La réponse à la première question est facilitée par l'arrêt précité rendu par la Cour le 5 mars 1980 dans l'affaire 265/78, Ferwerda. Dans cet arrêt, la Cour a rappelé que le principe général d'égalité joue un rôle dominant dans le système général des dispositions financières du traité (système dont procèdent également les règles «relatives aux conditions auxquelles sont subordonnés l'octroi et la liquidation d'avantages financiers aux opérateurs économiques à charge du budget communautaire»). En conséquence, il ne devrait pas y avoir de discrimination dans les conditions de fond ou de procédure en fonction desquelles, entre autres, les administrations des États membres, agissant pour compte de la Communauté, peuvent faire valoir le droit de répétition pour tout avantage financier irrégulièrement octroyé aux entreprises: ce faisant, l'arrêt Ferwerda a consacré une exigence qui est un corollaire du principe d'égalité. Or, ce même arrêt a dû constater que cette exigence n'a commencé que très récemment à être reconnue par la réglementation communautaire (l'arrêt cite à cet égard les règlements du Conseil ner1430/79 du 2 juillet 1979 et 1697/79 du 24 juillet 1979, devant entrer en vigueur le 1er juillet prochain, applicables respectivement au remboursement des droits à l'importation ou à l'exportation et au recouvrement a posteriori de ces droits, chaque fois que ces derniers n'auraient pas été versé à temps par les entreprises redevables). Ces règlements ne constituent qu'un premier pas vers l'objectif de non-discrimination de traitement dans le domaine présentement en cause; d'autre part, cependant, du fait du caractère nécessairement technique et détaillé de ce type de réglementation, il n'est possible de remédier que partiellement par voie d'interprétation jurisprudentielle à l'absence de dispositions législatives, ce que la Cour a d'ailleurs expressément reconnu. Il s'ensuit que les litiges concernant l'exercice du droit de répétition de sommes versées ou perçues par une administration nationale pour compte des Communautés relèvent de la compétence des juridictions nationales et doivent être tranchées par celles-ci «en application du droit national, dans la mesure où le droit communautaire n'a pas disposé en la matière».

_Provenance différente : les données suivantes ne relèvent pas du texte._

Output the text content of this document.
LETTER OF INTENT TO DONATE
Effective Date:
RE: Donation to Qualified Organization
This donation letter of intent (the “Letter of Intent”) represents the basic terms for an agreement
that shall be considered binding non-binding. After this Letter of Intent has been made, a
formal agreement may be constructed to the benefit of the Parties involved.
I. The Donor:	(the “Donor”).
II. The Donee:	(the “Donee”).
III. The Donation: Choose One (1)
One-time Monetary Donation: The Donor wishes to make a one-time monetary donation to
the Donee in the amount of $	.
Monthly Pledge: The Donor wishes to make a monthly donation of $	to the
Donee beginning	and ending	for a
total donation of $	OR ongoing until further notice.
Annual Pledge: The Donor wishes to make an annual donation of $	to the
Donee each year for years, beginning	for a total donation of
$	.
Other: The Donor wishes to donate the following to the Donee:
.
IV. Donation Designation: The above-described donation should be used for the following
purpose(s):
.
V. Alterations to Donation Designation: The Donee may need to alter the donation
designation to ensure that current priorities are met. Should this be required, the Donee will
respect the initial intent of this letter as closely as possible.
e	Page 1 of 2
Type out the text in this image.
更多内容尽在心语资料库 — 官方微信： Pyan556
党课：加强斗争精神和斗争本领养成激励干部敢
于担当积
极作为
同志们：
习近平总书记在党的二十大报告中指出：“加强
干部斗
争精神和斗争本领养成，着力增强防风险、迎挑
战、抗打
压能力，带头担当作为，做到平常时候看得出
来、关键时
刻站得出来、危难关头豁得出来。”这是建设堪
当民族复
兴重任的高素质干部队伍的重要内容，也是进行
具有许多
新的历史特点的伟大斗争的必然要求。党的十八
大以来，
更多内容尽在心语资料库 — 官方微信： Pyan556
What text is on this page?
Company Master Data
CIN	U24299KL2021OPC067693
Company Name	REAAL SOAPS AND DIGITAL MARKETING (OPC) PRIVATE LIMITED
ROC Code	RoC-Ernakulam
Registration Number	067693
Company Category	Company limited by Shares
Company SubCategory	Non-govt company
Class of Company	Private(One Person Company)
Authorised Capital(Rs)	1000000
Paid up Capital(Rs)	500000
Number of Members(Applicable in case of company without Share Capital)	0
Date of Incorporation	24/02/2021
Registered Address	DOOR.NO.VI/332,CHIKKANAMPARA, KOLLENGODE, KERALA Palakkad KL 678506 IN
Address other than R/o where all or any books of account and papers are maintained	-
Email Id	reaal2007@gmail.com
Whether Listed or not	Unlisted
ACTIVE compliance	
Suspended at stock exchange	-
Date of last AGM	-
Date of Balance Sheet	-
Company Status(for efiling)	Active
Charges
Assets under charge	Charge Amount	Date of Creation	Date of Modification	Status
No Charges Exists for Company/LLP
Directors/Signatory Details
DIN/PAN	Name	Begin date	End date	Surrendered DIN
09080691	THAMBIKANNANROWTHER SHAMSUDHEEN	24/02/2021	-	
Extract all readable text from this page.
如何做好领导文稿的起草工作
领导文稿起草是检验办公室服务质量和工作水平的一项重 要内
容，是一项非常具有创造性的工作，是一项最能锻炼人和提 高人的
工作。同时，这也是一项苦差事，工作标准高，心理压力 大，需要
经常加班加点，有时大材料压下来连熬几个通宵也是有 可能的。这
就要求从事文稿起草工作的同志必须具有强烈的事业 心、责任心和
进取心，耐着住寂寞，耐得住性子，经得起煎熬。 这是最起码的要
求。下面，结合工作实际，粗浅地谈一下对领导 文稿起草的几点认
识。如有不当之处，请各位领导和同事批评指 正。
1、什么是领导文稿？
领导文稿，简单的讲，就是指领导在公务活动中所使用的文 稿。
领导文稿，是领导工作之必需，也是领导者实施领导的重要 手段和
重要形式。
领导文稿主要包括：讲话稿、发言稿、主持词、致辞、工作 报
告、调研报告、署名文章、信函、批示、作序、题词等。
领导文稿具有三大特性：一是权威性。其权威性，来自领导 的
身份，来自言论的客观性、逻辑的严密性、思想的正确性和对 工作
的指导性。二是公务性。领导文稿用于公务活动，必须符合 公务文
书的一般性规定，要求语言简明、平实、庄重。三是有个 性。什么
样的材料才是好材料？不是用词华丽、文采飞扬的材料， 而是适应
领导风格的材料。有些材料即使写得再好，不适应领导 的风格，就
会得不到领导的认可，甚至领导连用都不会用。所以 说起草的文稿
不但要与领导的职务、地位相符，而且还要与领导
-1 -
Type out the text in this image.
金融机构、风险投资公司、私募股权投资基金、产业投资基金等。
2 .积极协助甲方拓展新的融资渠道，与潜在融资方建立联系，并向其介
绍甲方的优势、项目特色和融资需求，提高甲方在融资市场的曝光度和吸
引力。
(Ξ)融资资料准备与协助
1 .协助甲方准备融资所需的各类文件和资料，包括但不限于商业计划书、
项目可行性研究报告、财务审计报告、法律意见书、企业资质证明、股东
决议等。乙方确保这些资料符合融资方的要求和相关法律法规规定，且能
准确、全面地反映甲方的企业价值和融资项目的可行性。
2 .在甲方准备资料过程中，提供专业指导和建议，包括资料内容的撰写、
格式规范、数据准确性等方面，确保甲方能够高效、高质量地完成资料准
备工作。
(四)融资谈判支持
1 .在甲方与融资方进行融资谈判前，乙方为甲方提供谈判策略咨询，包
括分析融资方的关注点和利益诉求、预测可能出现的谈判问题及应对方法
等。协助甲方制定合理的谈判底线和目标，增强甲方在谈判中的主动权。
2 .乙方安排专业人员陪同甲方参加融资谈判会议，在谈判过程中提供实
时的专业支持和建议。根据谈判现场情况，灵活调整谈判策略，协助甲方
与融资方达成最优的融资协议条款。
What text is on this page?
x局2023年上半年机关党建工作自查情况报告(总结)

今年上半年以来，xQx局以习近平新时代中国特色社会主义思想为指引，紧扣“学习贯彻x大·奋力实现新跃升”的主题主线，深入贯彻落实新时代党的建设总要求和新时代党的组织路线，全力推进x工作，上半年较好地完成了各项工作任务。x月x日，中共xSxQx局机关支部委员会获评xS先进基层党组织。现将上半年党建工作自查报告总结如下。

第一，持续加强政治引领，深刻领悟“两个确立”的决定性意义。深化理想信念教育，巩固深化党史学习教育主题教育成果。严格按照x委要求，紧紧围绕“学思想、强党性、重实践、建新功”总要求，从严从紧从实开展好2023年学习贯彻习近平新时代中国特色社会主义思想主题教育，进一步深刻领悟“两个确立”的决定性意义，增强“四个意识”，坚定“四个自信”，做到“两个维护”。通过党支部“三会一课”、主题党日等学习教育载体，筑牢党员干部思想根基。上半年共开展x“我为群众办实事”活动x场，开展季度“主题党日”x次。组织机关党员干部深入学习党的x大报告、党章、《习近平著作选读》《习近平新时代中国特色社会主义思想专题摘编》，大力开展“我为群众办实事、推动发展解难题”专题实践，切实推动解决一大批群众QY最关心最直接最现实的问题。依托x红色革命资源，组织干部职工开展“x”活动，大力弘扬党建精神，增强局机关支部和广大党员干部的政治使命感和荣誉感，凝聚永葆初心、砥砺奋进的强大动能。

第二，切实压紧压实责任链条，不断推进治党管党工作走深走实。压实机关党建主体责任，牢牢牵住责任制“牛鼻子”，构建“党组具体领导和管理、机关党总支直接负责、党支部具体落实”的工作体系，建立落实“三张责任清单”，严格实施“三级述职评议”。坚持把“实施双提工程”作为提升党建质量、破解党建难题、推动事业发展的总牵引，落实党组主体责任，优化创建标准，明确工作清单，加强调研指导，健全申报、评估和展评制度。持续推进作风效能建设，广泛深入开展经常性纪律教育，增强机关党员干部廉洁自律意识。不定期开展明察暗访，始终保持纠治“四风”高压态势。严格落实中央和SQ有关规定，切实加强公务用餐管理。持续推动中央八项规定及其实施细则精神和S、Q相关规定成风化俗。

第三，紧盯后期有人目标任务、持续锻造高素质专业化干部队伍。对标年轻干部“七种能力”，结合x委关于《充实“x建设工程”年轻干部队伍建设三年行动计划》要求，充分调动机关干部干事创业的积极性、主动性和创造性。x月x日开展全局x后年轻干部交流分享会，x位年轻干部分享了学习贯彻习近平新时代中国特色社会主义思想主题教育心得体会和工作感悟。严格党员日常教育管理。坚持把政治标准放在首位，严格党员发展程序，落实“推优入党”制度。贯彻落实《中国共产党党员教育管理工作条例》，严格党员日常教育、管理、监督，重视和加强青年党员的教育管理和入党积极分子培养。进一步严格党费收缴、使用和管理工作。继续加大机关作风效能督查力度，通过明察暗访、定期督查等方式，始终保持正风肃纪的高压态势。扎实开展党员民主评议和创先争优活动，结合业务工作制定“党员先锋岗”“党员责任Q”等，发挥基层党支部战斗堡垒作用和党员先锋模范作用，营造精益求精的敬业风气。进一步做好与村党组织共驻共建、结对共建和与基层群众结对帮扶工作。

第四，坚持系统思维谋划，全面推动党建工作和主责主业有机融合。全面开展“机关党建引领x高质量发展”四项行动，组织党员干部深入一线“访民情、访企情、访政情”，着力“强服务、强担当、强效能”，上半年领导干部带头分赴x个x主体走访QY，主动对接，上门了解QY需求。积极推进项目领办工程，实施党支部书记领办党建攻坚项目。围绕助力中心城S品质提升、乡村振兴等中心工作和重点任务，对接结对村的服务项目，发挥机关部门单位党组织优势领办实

Il y a lieu, selon nous, de confirmer pleinement en l'espèce l'importante prise de position que la Cour vient de manifester dans l'arrêt Ferwerda. Il importe en outre d'avoir présent à l'esprit que ce même arrêt Ferwerda contient une référence à l'article 8 précité du règlement du Conseil ner 729/70 qui, comme il a déjà été remarqué, impose aux Etats membres d'agir aux fins de récupérer les sommes versées au titre des aides communautaires, dès lors qu'ils auraient constaté l'irrégularité du versement. La Cour a considéré que cette règle était d'autant plus significative que l'action en recouvrement s'opère «conformément aux dispositions législatives, réglementaires et administratives nationales». Ce petit membre de phrase implique en effet que les actions en recouvrement de l'indu soient soumises au droit national non seulement en ce qui concerne la procédure mais également en ce qui concerne les modalités ayant un caractère de fond; partant, il est hors de doute que la prescription doit, elle aussi, être régie par les droits des Etats membres. Il n'est d'ailleurs pas surprenant que le droit national se voit reconnaître une telle portée, même si le versement des aides d'incitation dont il s'agit est réglé par l'ordre juridique communautaire: on sait qu'à d'autres occassions également, la Cour a admis dans sa jurisprudence que les normes internes jouent un rôle subsidiaire pour autant que la réglementation communautaire demeure lacunaire (voir par exemple, l'arrêt rendu le 11 juillet 1973 dans l'affaire 3/73, Hessische Mehlindustrie, Recueil 1973, p. 745).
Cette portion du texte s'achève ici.